Jean-Philippe Toussaint : « Je m’inspire beaucoup de ma propre personne »
« Les personnages de fiction que j’ai créés sont toujours assez proches de moi. En tout cas on peut penser qu’ils sont proches de moi et ça me plaît », dit l’écrivain et cinéaste Jean-Philippe Toussaint (*1957). Ses romans qualifiés parfois de minimalistes sont de dimensions modestes mais cela ne les empêche pas de laisser une profonde empreinte dans la mémoire des lecteurs. Ils ont été traduits dans une vingtaine de langues dont le tchèque. Jean-Philippe Toussaint est également un grand voyageur.

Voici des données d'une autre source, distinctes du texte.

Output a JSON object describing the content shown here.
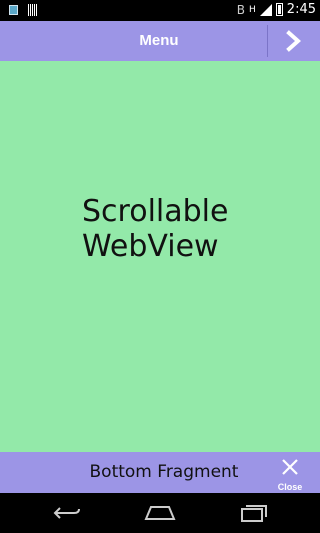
{
  "status_bar": {
    "time": "2:45",
    "network": "H"
  },
  "action_bar": {
    "title": "Menu",
    "next_icon": "chevron-right-icon"
  },
  "content": {
    "text_line1": "Scrollable",
    "text_line2": "WebView"
  },
  "bottom_fragment": {
    "label": "Bottom Fragment",
    "close_label": "Close",
    "close_icon": "close-icon"
  },
  "nav_bar": {
    "back_icon": "back-icon",
    "home_icon": "home-icon",
    "recents_icon": "recents-icon"
  },
  "colors": {
    "bar": "#9c95e6",
    "content_bg": "#93e9a9",
    "status_bg": "#000000"
  }
}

Récemment, il a passé quelques jours à Prague en compagnie de ses collaborateurs et amis. Voici la première partie de l’entretien qu’il a accordé à cette occasion à Radio Prague :
« Je pense que d’une certaine façon c’est assez naturel que je sois devenu écrivain, même si je ne m’en doutais pas quand j’étais adolescent ou même étudiant. Mon père était lui-même écrivain et journaliste, et ma mère avait une librairie, donc j’étais un adolescent entouré de livres. C’est vrai que dans un premier temps j’ai eu un peu une réaction de rejet, de refus de ce qu’il venait de mes parents, mais finalement j’ai rejoint leur passion. Et c’est assez naturel que je sois arrivé aux livres. Mais c’était d’une façon détournée. Adolescent et même étudiant, je ne lisais pas beaucoup, j’étais plus intéressé par le cinéma. Et après des études qui n’avaient rien à voir parce que j’ai étudié les sciences politiques, c’était plutôt vers le cinéma que je me suis dirigé et donc mon arrivée à la littérature a été indirecte. »
Vous avez dit dans une interview qu’il y a trois écrivains qui vous ont marqué, Beckett, Proust et Dostoïevski. Pourquoi ces auteurs ? Que vous ont-ils donné ?
« Oui, je pense qu’il faut commencer par Dostoïevski qui, d’une certaine façon, a déclenché mon besoin d’écriture. En lisant Dostoïevski vers vingt, vingt-et-un ans, alors que j’avais déjà fini mes études d’histoire et de sciences politiques, j’ai perçu la puissance que pouvait avoir la littérature. Et c’est dû au fait que je me suis identifié au personnage de Raskolnikov. Dans ‘Crime et châtiment’ Raskolnikov tue une vieille dame. Raskolnikov est un étudiant un peu désœuvré qui rêve de grandeur mais qui ne sait pas trop quoi faire de sa vie. Et je me suis tout à fait identifié à lui. D’une certaine façon le crime de Raskolnikov, c’est comme si c’était moi qui l’avait commis. Ensuite j’ai aussi ressenti les remords ou la peur. C’est à partir de ce livre-là que j’ai eu envie d’écrire et d’ailleurs ça s’est manifesté très vite, je me suis mis à écrire un mois plus tard. Sérieusement. Ensuite c’est la découverte de l’œuvre de Beckett qui a été le premier choc esthétique, la première fois que j’ai trouvé un écrivain avec lequel je ressentais une proximité humaine très forte, une fraternité. Donc c’était la première lecture importante. Et puis Proust qui vient plus tard, Proust qui est le seul que je continue à lire vraiment encore maintenant et qui est indépassable dans la langue française, qui écrit merveilleusement bien en français. Il a fait une œuvre très ample qui est un modèle. L’œuvre de Proust m’a accompagné tout au long de ma vie et continue encore à agir, tandis que Dostoïevski, c’est passé il y a longtemps. »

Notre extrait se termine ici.